Earlier this year, the healthcare industry was rocked by a significant cyberattack on Change Healthcare and is still grappling with the aftershocks. Let’s look at the impact: Change Healthcare, processing 15 billion healthcare transactions annually and touching 1 in every 3 patient records, faced what American Hospital Association CEO Richard J. Pollack dubbed as the most significant cyber-attack in US healthcare history.
This attack is just one among the many assaults on healthcare data that occur annually. As we navigate this evolving threat landscape, it’s clear that traditional approaches to data security are no longer sufficient. It’s time we ask: What more can be done to better protect our healthcare data?
When it comes to cybersecurity, businesses and organizations are overlooking critical blind spots that leave their sensitive data extremely vulnerable. The traditional approach to cybersecurity has often revolved around fortifying digital perimeters, focusing on locking away sensitive data to prevent breaches.
However, this approach poses limitations. If we can’t access the data, we’re ultimately hindering the discovery of valuable insights derived from data analysis. We’re in the age where data fuels innovation, especially in sectors like healthcare, where insights from protected health information (PHI) can drive life-saving breakthroughs. This is where the problem lies – there's a very real gap between cybersecurity protocols and practical data usage. This is where sensitive data becomes vulnerable, and where breaches become likely.
Protecting data shouldn’t stop at fortifying digital perimeters. While there’s an array of tools to monitor and restrict access to sensitive data, the binary condition of full access or no access often leads to workarounds and exceptions that compromise security.
Consider the prevalent use of Business Associate Agreements (BAAs) in healthcare. While these agreements establish contractual obligations (think HIPAA compliance) for data protection, they fall short of providing actual data security. Every time data is shared with a third party through a BAA, organizations relinquish control over that data, exposing themselves to significant risks.

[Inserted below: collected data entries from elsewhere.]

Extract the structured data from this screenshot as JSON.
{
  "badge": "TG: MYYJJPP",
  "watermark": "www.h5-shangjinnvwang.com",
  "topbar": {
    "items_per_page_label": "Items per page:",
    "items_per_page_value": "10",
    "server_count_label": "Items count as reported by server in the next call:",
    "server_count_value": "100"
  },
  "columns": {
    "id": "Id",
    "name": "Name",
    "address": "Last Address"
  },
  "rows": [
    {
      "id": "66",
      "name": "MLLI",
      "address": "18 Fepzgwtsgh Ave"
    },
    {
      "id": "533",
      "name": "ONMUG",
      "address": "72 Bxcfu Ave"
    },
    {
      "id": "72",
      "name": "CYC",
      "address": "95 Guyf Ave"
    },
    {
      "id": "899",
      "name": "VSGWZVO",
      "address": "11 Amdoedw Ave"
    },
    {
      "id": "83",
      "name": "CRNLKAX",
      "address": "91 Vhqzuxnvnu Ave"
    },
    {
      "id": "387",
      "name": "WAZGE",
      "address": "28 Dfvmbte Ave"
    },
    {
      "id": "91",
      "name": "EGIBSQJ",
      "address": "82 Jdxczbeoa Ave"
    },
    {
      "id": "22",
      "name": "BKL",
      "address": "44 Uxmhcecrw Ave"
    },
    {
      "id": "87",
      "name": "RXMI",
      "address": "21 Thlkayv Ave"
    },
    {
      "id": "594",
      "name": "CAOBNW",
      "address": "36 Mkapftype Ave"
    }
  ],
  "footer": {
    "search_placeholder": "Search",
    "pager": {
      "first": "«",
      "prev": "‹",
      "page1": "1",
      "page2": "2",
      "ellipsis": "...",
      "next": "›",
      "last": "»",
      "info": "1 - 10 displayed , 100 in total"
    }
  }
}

The number of data breaches associated with partners with BAAs in place is on the rise. Especially in healthcare – which faces more third-party data breaches than any other industry – the ramifications can be far-reaching. Take the infamous MOVEit breach, which targeted not only the healthcare industry but government organizations, financial institutions and more in May 2023. To date, more than 2700 organizations and nearly 95 million individuals were impacted when data was stolen from the file-transfer platform – data that was, by regulatory standards, “compliantly being shared.”
So, while we need to bridge the gap between cybersecurity protocols and practical usage, being HIPAA compliant when using the data isn’t synonymous with security. We need solutions that protect data while retaining its utility. Privacy-enhancing technologies can bridge the gap between theory and real-world application, bringing policy controls to the data layer where usage restrictions can be articulated beyond full access or no access.
Enter the concept of “The Protected Data Age.” In this era, the focus shifts from merely locking down data to protecting it wherever it is shared. There are many opportunities to build more resilience into the way healthcare data is managed. It's about striking a delicate balance between harnessing the predictive potential of personal data and safeguarding individual privacy.
One avenue to explore is to minimize the footprint of data sets that truly require PHI to be present. For analytic workloads, for example, it is advantageous to work exclusively with de-identified data. Less copies of sensitive data means less attack vectors. When healthcare data never needs to be linked or matched, anonymizing data through full redaction of PHI is best.
However, many important use cases still require the ability to join multiple data flows together at the patient level. One promising approach to achieve this is through Partitioned Knowledge Orchestration (PKO), a technique within the realm of secure multi-party computation. PKO offers a pathway to secure data sharing by dissociating identity from information, minimizing the risk of exposure.
By adopting a proactive stance toward protecting sensitive data – de–identifying data at rest and utilizing PKO if we need to connect disparate data sources – we can find a balance between data utility and security. This proactive approach aligns with the overarching goal of fortifying cybersecurity defenses across the healthcare sector.
The Change Healthcare cyberattack serves as a wake-up call for the healthcare industry. It’s time to embrace a proactive approach to cybersecurity that prioritizes advanced de-identification solutions, protects data wherever it is shared, and closes the gap between security protocols and practical data usage. Together, let’s pave the way for a safer, more resilient healthcare ecosystem that fosters innovation while safeguarding patient privacy.